APD typically charges the shipping companies and importers multiple fees, including charges associated with landing, cargo handling, stevedoring, storage, security and gate fees, so such wide-ranging and deep relief should produce benefits for all consumers.

Turning to the storage fee relief provided to vehicle importers, in particular, Mr Bethell said this would alleviate the dilemma of being unable to insure, license and inspect vehicles so they could legally get on the roads amid the COVID-19 shutdown.

“Rather than having large amounts of people here, which is difficult to manage and adhere to social distancing protocols we need to comply with, we felt it best to suspend the release of vehicles at this time,” the APD chief told Tribune Business. “We increased the storage duration so that it would not be a financial burden to importers.”

Mr Bethell acknowledged that APD and its shareholders, who include the Government and shipping industry with 40 percent equity interests each, would take a financial hit as a result of the measures unveiled.
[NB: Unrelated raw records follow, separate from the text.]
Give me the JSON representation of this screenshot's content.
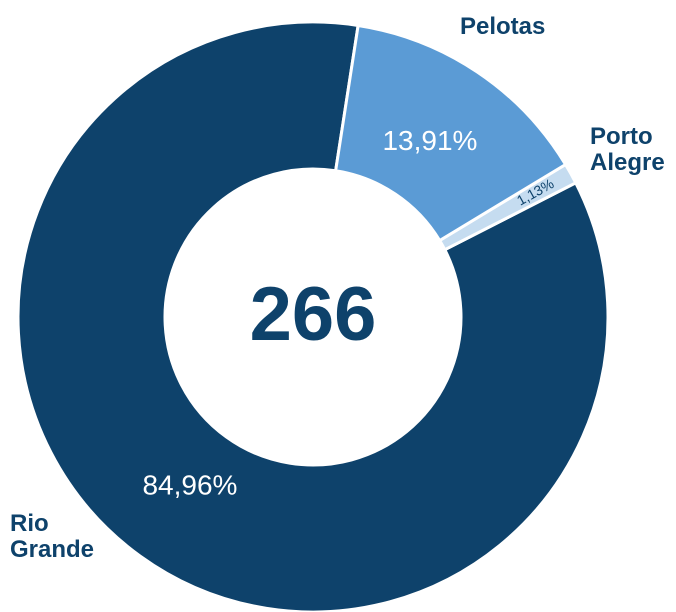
{
  "chart_data": {
    "type": "donut",
    "total": 266,
    "categories": [
      "Pelotas",
      "Porto Alegre",
      "Rio Grande"
    ],
    "values": [
      13.91,
      1.13,
      84.96
    ],
    "value_labels": [
      "13,91%",
      "1,13%",
      "84,96%"
    ],
    "colors": [
      "#5b9bd5",
      "#c5dcf0",
      "#0e426b"
    ]
  }
}
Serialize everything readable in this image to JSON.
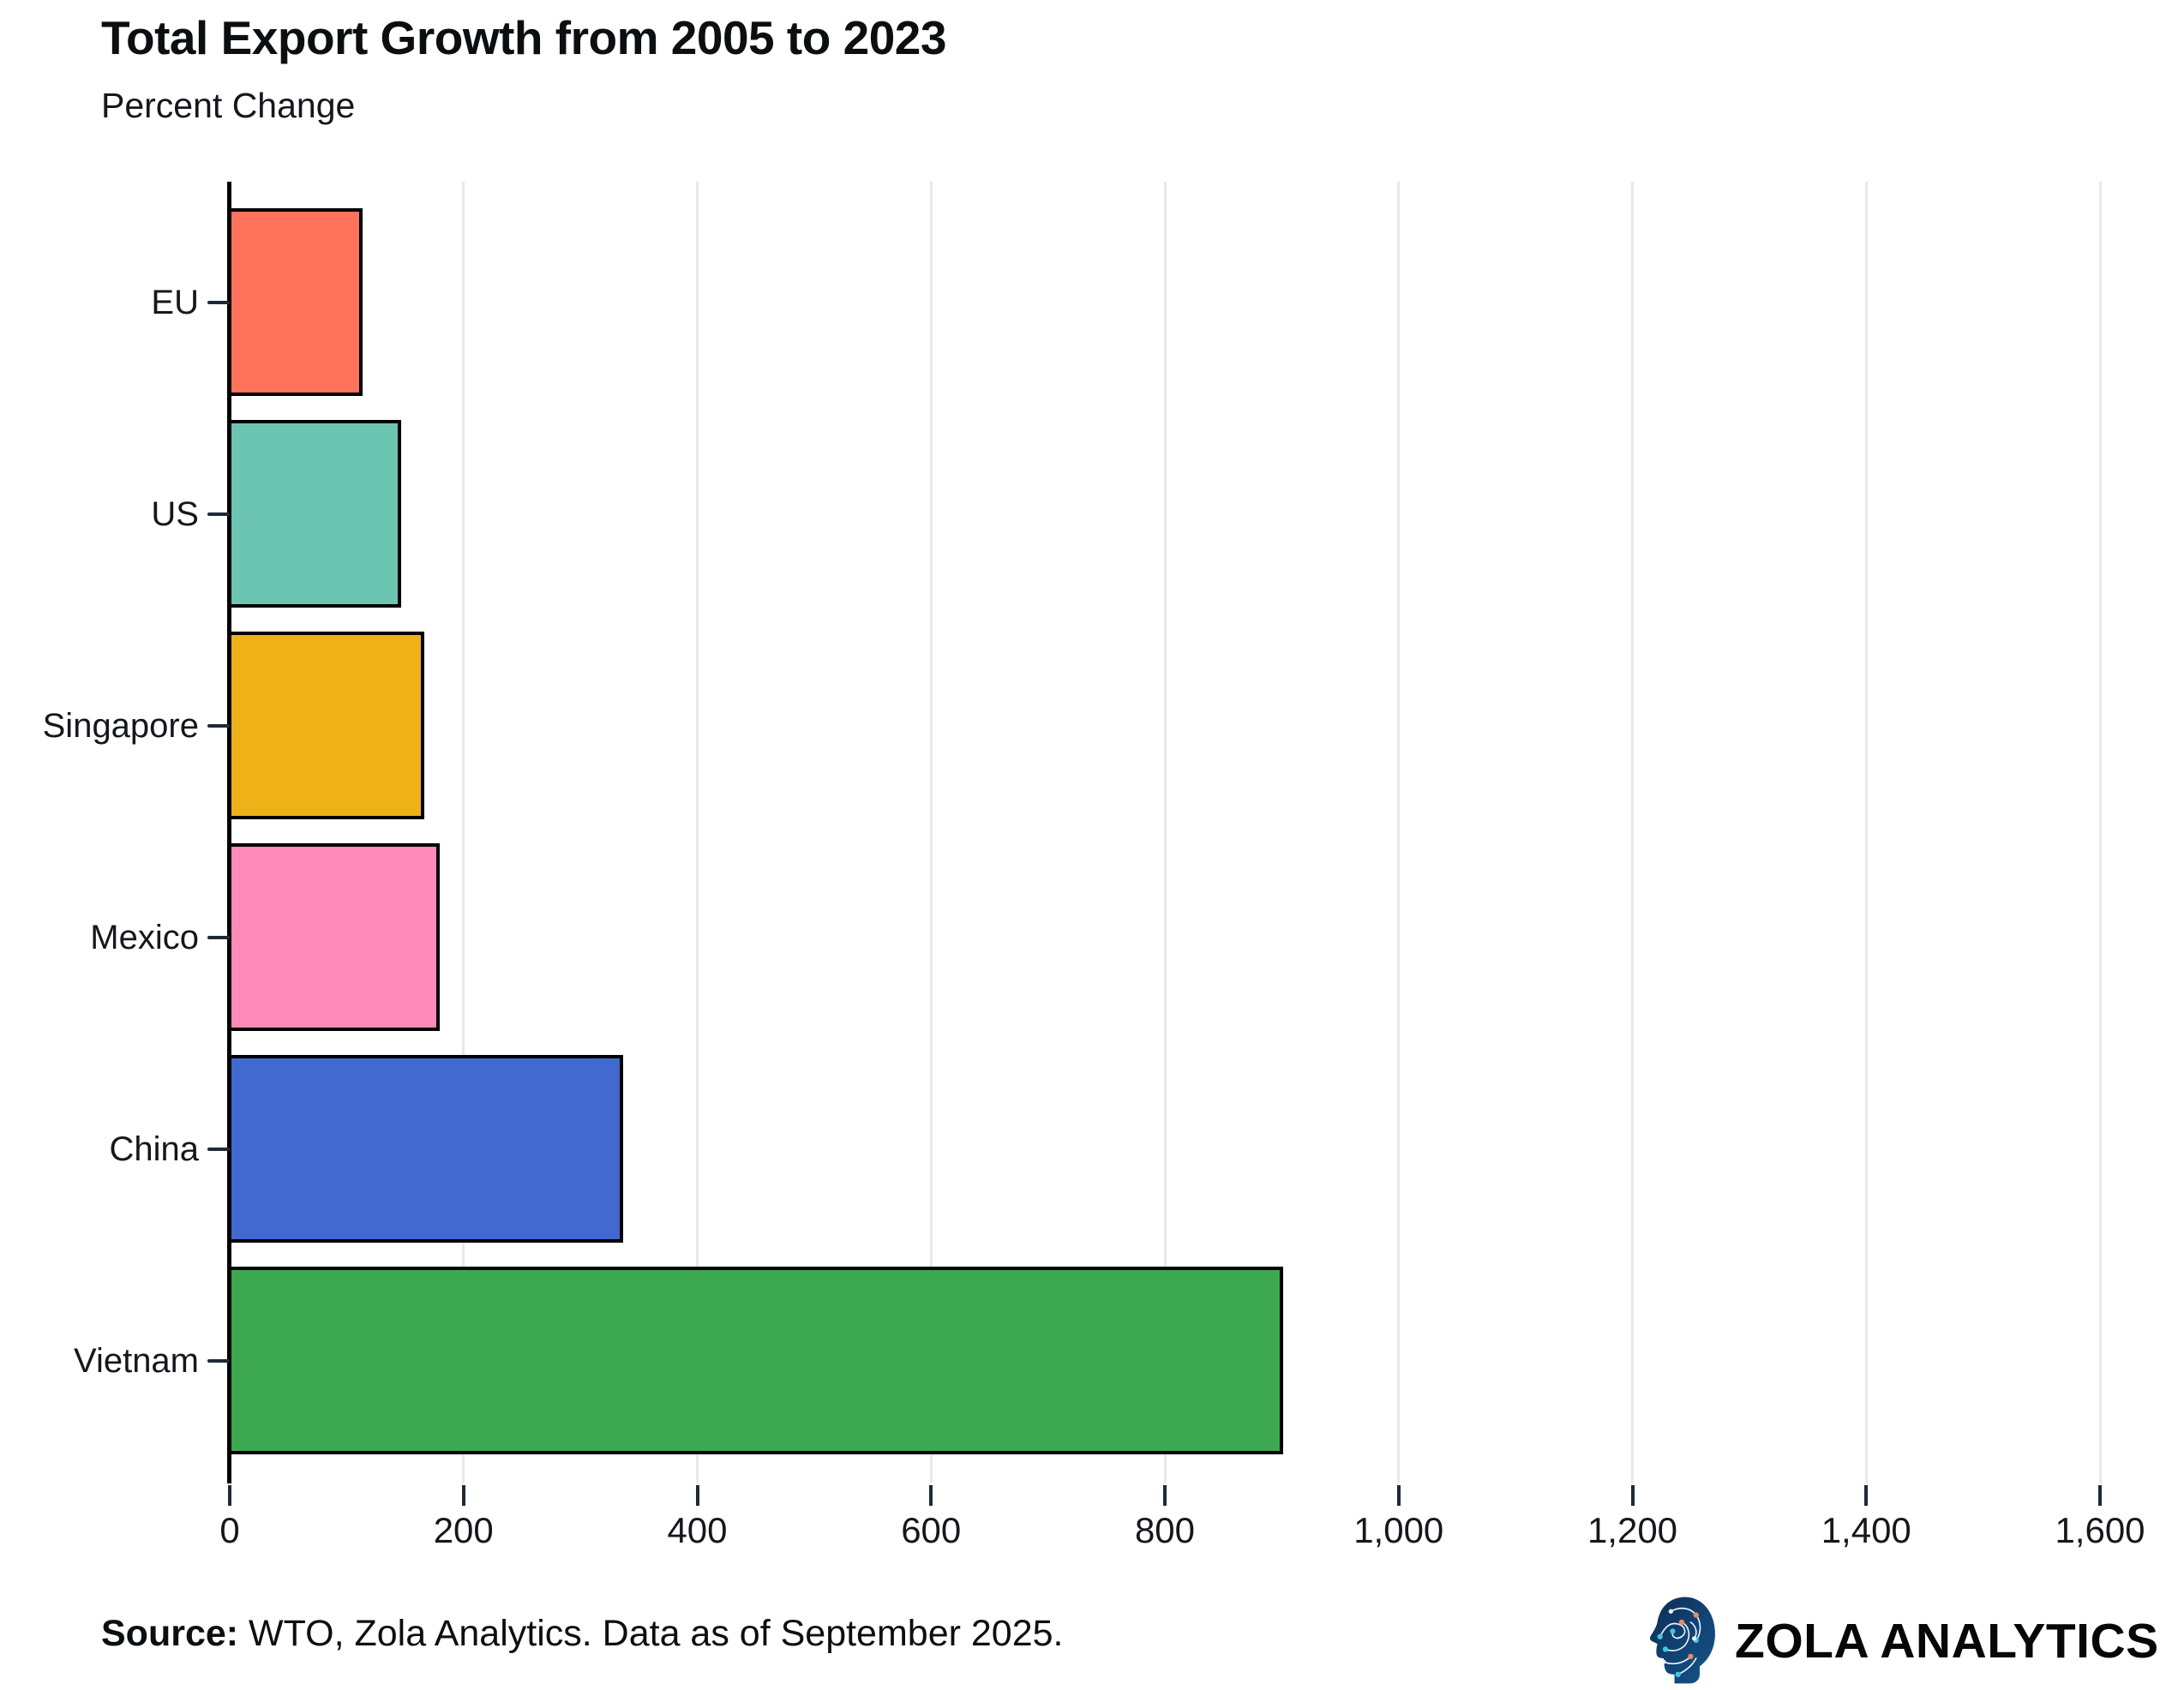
{
  "header": {
    "title": "Total Export Growth from 2005 to 2023",
    "subtitle": "Percent Change"
  },
  "chart_data": {
    "type": "bar",
    "orientation": "horizontal",
    "title": "Total Export Growth from 2005 to 2023",
    "subtitle": "Percent Change",
    "categories": [
      "EU",
      "US",
      "Singapore",
      "Mexico",
      "China",
      "Vietnam"
    ],
    "values": [
      112,
      145,
      165,
      178,
      335,
      900
    ],
    "bar_colors": [
      "#ff725c",
      "#6cc5b0",
      "#efb118",
      "#ff8ab7",
      "#4269d0",
      "#3ca951"
    ],
    "bar_outline_color": "#000000",
    "xlabel": "",
    "ylabel": "",
    "xlim": [
      0,
      1600
    ],
    "x_ticks": [
      0,
      200,
      400,
      600,
      800,
      1000,
      1200,
      1400,
      1600
    ],
    "x_tick_labels": [
      "0",
      "200",
      "400",
      "600",
      "800",
      "1,000",
      "1,200",
      "1,400",
      "1,600"
    ],
    "grid": "vertical-gridlines-on",
    "legend": "none",
    "gridline_color": "#e8e8e8",
    "axis_line_color": "#000000",
    "tick_color": "#1f2a37"
  },
  "footer": {
    "source_label": "Source:",
    "source_text": " WTO, Zola Analytics. Data as of September 2025."
  },
  "logo": {
    "text": "ZOLA ANALYTICS",
    "icon": "brain-circuit-head-icon",
    "icon_colors": {
      "head_dark": "#0d2d55",
      "head_light": "#14568e",
      "trace": "#e8f0f8",
      "dot_teal": "#3ec9dd",
      "dot_orange": "#e98a5f"
    }
  }
}
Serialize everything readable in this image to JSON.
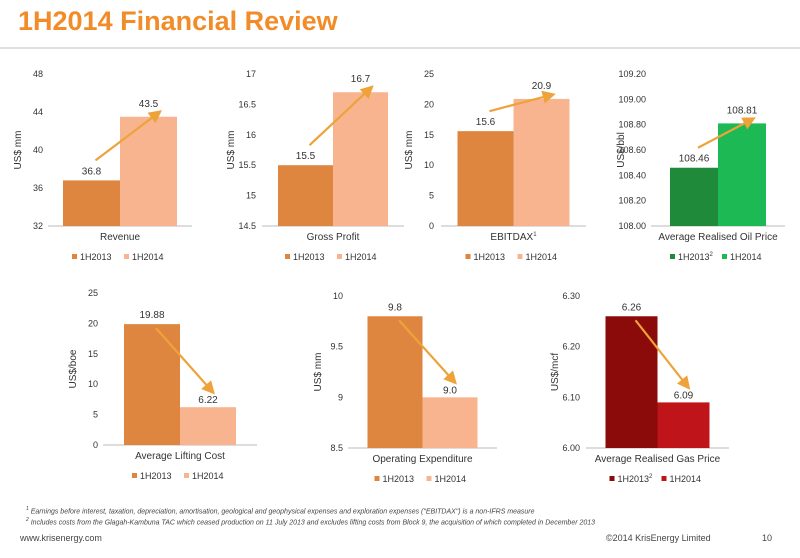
{
  "slide": {
    "title": "1H2014 Financial Review",
    "footnote_1": "Earnings before interest, taxation, depreciation, amortisation, geological and geophysical expenses and exploration expenses (\"EBITDAX\") is a non-IFRS measure",
    "footnote_2": "Includes costs from the Glagah-Kambuna TAC which ceased production on 11 July 2013 and excludes lifting costs from Block 9, the acquisition of which completed in December 2013",
    "footer_left": "www.krisenergy.com",
    "footer_right": "©2014 KrisEnergy Limited",
    "page_number": "10",
    "colors": {
      "title": "#f28c28",
      "arrow": "#eda33a"
    }
  },
  "chart_data": [
    {
      "type": "bar",
      "title": "Revenue",
      "title_sup": "",
      "ylabel": "US$ mm",
      "categories": [
        "1H2013",
        "1H2014"
      ],
      "values": [
        36.8,
        43.5
      ],
      "value_labels": [
        "36.8",
        "43.5"
      ],
      "ylim": [
        32,
        48
      ],
      "yticks": [
        "32",
        "36",
        "40",
        "44",
        "48"
      ],
      "colors": [
        "#de8640",
        "#f7b48f"
      ],
      "legend": [
        "1H2013",
        "1H2014"
      ],
      "legend_sup": [
        "",
        ""
      ],
      "trend": "up"
    },
    {
      "type": "bar",
      "title": "Gross Profit",
      "title_sup": "",
      "ylabel": "US$ mm",
      "categories": [
        "1H2013",
        "1H2014"
      ],
      "values": [
        15.5,
        16.7
      ],
      "value_labels": [
        "15.5",
        "16.7"
      ],
      "ylim": [
        14.5,
        17
      ],
      "yticks": [
        "14.5",
        "15",
        "15.5",
        "16",
        "16.5",
        "17"
      ],
      "colors": [
        "#de8640",
        "#f7b48f"
      ],
      "legend": [
        "1H2013",
        "1H2014"
      ],
      "legend_sup": [
        "",
        ""
      ],
      "trend": "up"
    },
    {
      "type": "bar",
      "title": "EBITDAX",
      "title_sup": "1",
      "ylabel": "US$ mm",
      "categories": [
        "1H2013",
        "1H2014"
      ],
      "values": [
        15.6,
        20.9
      ],
      "value_labels": [
        "15.6",
        "20.9"
      ],
      "ylim": [
        0,
        25
      ],
      "yticks": [
        "0",
        "5",
        "10",
        "15",
        "20",
        "25"
      ],
      "colors": [
        "#de8640",
        "#f7b48f"
      ],
      "legend": [
        "1H2013",
        "1H2014"
      ],
      "legend_sup": [
        "",
        ""
      ],
      "trend": "up"
    },
    {
      "type": "bar",
      "title": "Average Realised Oil Price",
      "title_sup": "",
      "ylabel": "US$/bbl",
      "categories": [
        "1H2013",
        "1H2014"
      ],
      "values": [
        108.46,
        108.81
      ],
      "value_labels": [
        "108.46",
        "108.81"
      ],
      "ylim": [
        108.0,
        109.2
      ],
      "yticks": [
        "108.00",
        "108.20",
        "108.40",
        "108.60",
        "108.80",
        "109.00",
        "109.20"
      ],
      "colors": [
        "#1e8a3a",
        "#1db954"
      ],
      "legend": [
        "1H2013",
        "1H2014"
      ],
      "legend_sup": [
        "2",
        ""
      ],
      "trend": "up"
    },
    {
      "type": "bar",
      "title": "Average Lifting Cost",
      "title_sup": "",
      "ylabel": "US$/boe",
      "categories": [
        "1H2013",
        "1H2014"
      ],
      "values": [
        19.88,
        6.22
      ],
      "value_labels": [
        "19.88",
        "6.22"
      ],
      "ylim": [
        0,
        25
      ],
      "yticks": [
        "0",
        "5",
        "10",
        "15",
        "20",
        "25"
      ],
      "colors": [
        "#de8640",
        "#f7b48f"
      ],
      "legend": [
        "1H2013",
        "1H2014"
      ],
      "legend_sup": [
        "",
        ""
      ],
      "trend": "down"
    },
    {
      "type": "bar",
      "title": "Operating Expenditure",
      "title_sup": "",
      "ylabel": "US$ mm",
      "categories": [
        "1H2013",
        "1H2014"
      ],
      "values": [
        9.8,
        9.0
      ],
      "value_labels": [
        "9.8",
        "9.0"
      ],
      "ylim": [
        8.5,
        10
      ],
      "yticks": [
        "8.5",
        "9",
        "9.5",
        "10"
      ],
      "colors": [
        "#de8640",
        "#f7b48f"
      ],
      "legend": [
        "1H2013",
        "1H2014"
      ],
      "legend_sup": [
        "",
        ""
      ],
      "trend": "down"
    },
    {
      "type": "bar",
      "title": "Average Realised Gas Price",
      "title_sup": "",
      "ylabel": "US$/mcf",
      "categories": [
        "1H2013",
        "1H2014"
      ],
      "values": [
        6.26,
        6.09
      ],
      "value_labels": [
        "6.26",
        "6.09"
      ],
      "ylim": [
        6.0,
        6.3
      ],
      "yticks": [
        "6.00",
        "6.10",
        "6.20",
        "6.30"
      ],
      "colors": [
        "#8b0a0a",
        "#c0141b"
      ],
      "legend": [
        "1H2013",
        "1H2014"
      ],
      "legend_sup": [
        "2",
        ""
      ],
      "trend": "down"
    }
  ]
}
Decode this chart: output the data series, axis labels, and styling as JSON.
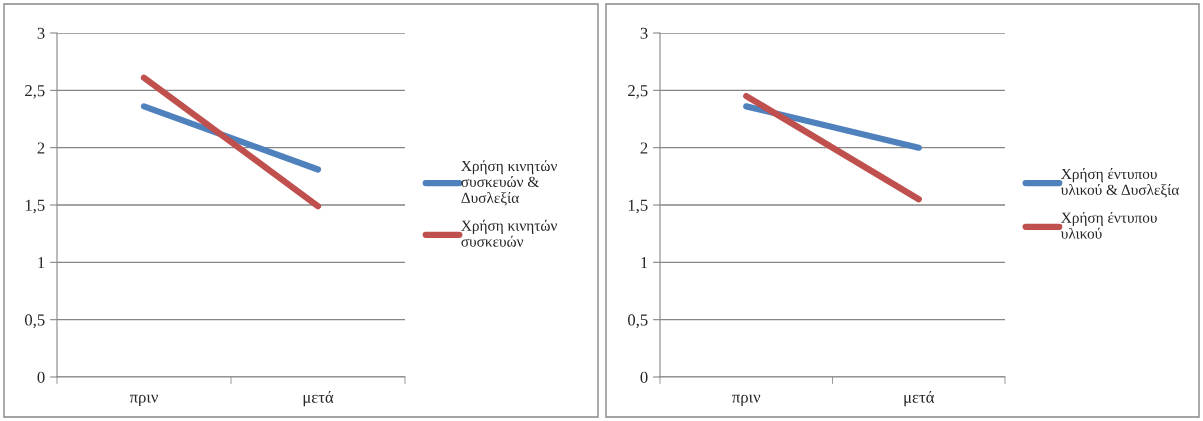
{
  "chart_data": [
    {
      "type": "line",
      "categories": [
        "πριν",
        "μετά"
      ],
      "series": [
        {
          "name": "Χρήση κινητών\nσυσκευών &\nΔυσλεξία",
          "color": "#4f81bd",
          "values": [
            2.36,
            1.81
          ]
        },
        {
          "name": "Χρήση κινητών\nσυσκευών",
          "color": "#c0504d",
          "values": [
            2.61,
            1.49
          ]
        }
      ],
      "ylim": [
        0,
        3
      ],
      "yticks": [
        0,
        {
          "value": 0.5,
          "label": "0,5"
        },
        1,
        {
          "value": 1.5,
          "label": "1,5"
        },
        2,
        {
          "value": 2.5,
          "label": "2,5"
        },
        3
      ],
      "grid": "y",
      "legend": "right",
      "marker": "none",
      "line_style": "solid"
    },
    {
      "type": "line",
      "categories": [
        "πριν",
        "μετά"
      ],
      "series": [
        {
          "name": "Χρήση έντυπου\nυλικού & Δυσλεξία",
          "color": "#4f81bd",
          "values": [
            2.36,
            2.0
          ]
        },
        {
          "name": "Χρήση έντυπου\nυλικού",
          "color": "#c0504d",
          "values": [
            2.45,
            1.55
          ]
        }
      ],
      "ylim": [
        0,
        3
      ],
      "yticks": [
        0,
        {
          "value": 0.5,
          "label": "0,5"
        },
        1,
        {
          "value": 1.5,
          "label": "1,5"
        },
        2,
        {
          "value": 2.5,
          "label": "2,5"
        },
        3
      ],
      "grid": "y",
      "legend": "right",
      "marker": "none",
      "line_style": "solid"
    }
  ]
}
He did not comment on whether they would throw the port operator off the guaranteed 10 percent internal rate of return (IRR) target it is supposed to maintain annually.

Asked whether APD would consider extending the fee cuts and other concessions, Mr Bethell said this would be assessed “on a case-by-case basis depending on what lies ahead” and the impact to its financials. He added that the company had sought to look beyond the Government’s immediate 11-day national lockdown and “pushed it out” for a 30-day period that will last through April 22.

Describing the port operator as “the gateway to The Bahamas for goods”, he added APD had asked as many persons as possible to work remotely from home in accordance with the Government’s latest COVID-19 emergency powers Order until the crisis had eased.

However, given its status as an “essential service” that is to remain open, Mr Bethell said the likes of crane operators, security personnel and gate handlers were still working on-site - albeit in reduced numbers.

While this “will not compromise safety”, Mr Bethell added that “there may be elements of efficiency that we have to sacrifice” in turning around cargo vessels as a result of the smaller workforce.